A few drops of troubling inside information just dripped out of the big black box known as the John Durham Special Investigation. The leak involves Justice Ministry adviser Margaret Goodlander and a potential conflict of interest she has. The name of her husband, National Security Adviser Jake Sullivan, popped up in the indictment against Clinton crony Michael Sussmann.
No Durham probe problem
While Ms. Goodlander, or Mrs. Sullivan or whoever she is, may have a conflict of interest because of the special Obamagate probe, it isn’t a problem for John Durham or his team. As part of the regime change, Merrick Garland is now Minister of Justice. Goodlander is one of his “top advisers.”
That only matters because Garland is supposed to be in charge of the investigation into how the Russiagate sedition started. Everybody knows he’d kill it in a heartbeat if he had half a chance.
It’s not clear if she has anything at all to do with the Durham probe but it looks like a real good idea for her to recuse herself from anything to do with it, if she hasn’t already. Garland oversees the investigation, controls the budget purse-strings, and “the release of a report.”
Sullivan married Goodlander in 2015. He’s been “referenced in Durham’s indictment of a cybersecurity lawyer who worked for the Clinton campaign.” The lawyer was Michael Sussmann.
At this point, there’s nothing at all to suggest that Sullivan is a “target” of the Durham investigation, it looks real likely that he’ll be called as a witness. Especially because he “was a foreign policy adviser to Hillary Clinton’s 2016 presidential campaign.”
When it finally sees the light of day, “Durham’s report could also reveal embarrassing details about Sullivan’s work on the campaign to dig up dirt on Donald Trump’s possible links to Russia.”

She has no role
A justice ministry spokesunit assures the public that Goodlander “has no role in the investigation.” There are rumors swirling through the media that it’s “not clear if she has formally recused herself from it or if the probe by Durham is outside of her DoJ responsibilities.”
Her usual job is “to advise Garland on matters concerning antitrust and international issues.” Despite the denials, there are some high profile calls for her to step back a little.
Conservative Iowa Senator Charles Grassley has been watching the Durham inquiry closely.

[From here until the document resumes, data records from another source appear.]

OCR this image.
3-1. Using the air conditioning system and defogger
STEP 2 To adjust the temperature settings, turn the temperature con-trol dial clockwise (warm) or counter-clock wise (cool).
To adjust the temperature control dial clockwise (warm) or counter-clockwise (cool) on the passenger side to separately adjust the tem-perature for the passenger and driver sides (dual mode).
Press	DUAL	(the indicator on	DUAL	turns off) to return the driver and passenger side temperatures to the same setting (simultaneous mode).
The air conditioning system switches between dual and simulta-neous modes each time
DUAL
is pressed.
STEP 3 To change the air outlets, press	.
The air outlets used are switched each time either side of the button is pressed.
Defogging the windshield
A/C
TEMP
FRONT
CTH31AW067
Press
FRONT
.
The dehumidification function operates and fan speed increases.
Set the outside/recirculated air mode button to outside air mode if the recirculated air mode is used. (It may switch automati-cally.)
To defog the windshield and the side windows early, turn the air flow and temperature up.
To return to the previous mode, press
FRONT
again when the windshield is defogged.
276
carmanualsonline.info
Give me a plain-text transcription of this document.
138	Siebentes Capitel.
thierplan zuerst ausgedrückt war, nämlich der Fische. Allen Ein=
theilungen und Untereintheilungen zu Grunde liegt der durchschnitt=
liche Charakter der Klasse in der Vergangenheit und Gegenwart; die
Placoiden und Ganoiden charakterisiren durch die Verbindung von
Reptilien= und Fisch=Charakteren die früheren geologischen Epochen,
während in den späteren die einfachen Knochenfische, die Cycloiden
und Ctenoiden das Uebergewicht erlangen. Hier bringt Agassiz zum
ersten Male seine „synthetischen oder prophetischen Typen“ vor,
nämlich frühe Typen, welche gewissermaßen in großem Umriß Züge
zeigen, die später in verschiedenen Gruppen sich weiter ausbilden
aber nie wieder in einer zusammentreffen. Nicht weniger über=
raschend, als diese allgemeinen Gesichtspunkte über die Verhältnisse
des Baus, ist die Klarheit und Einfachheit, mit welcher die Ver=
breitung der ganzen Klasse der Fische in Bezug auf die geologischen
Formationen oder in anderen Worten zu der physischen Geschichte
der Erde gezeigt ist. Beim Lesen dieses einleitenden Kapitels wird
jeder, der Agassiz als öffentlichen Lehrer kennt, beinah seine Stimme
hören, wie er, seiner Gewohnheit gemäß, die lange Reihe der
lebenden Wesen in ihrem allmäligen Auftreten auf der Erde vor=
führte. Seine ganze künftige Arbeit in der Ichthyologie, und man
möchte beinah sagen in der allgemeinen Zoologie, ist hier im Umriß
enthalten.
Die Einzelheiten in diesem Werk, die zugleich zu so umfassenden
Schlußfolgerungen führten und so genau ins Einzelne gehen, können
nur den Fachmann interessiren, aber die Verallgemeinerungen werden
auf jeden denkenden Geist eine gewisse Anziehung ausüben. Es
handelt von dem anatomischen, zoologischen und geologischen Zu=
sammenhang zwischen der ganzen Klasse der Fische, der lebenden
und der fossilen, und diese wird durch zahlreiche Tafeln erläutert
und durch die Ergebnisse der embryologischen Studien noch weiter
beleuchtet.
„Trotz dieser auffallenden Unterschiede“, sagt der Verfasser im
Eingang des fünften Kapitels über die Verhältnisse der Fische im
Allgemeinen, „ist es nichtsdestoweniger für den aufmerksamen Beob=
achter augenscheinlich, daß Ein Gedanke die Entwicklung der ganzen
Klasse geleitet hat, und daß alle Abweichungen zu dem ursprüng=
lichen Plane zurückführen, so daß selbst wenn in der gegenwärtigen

He agrees with watchdog organization Empower Oversight that she should publicly recuse herself from any and all involvement, whether she has any or not.
“The Justice Department’s standing guidance calls for employees to avoid even the appearance of a conflict of interest, especially when it comes to ongoing criminal investigations,” the ranking member of the Senate Judiciary Committee reminds palace officials.
Jason Foster, founder and president of Empower Oversight, backs that up. It’s “critical that decisions about Special Counsel Durham’s investigation are insulated from the political biases and personal interests of senior DOJ officials.” When Sullivan was working shoulder-to-shoulder with Hillary Clinton, he “had contact with the campaign lawyers who commissioned the Steele dossier.”
The Sussman indictment notes, “Sussmann’s former Perkins Coie partner, Marc Elias, in September 2016 briefed Sullivan and others on the Clinton team about his firm’s efforts to investigate the Alfa Bank data. Sullivan days before the election issued a statement that cited the Alfa-Trump allegations as evidence of collusion.” We know now it was a total setup.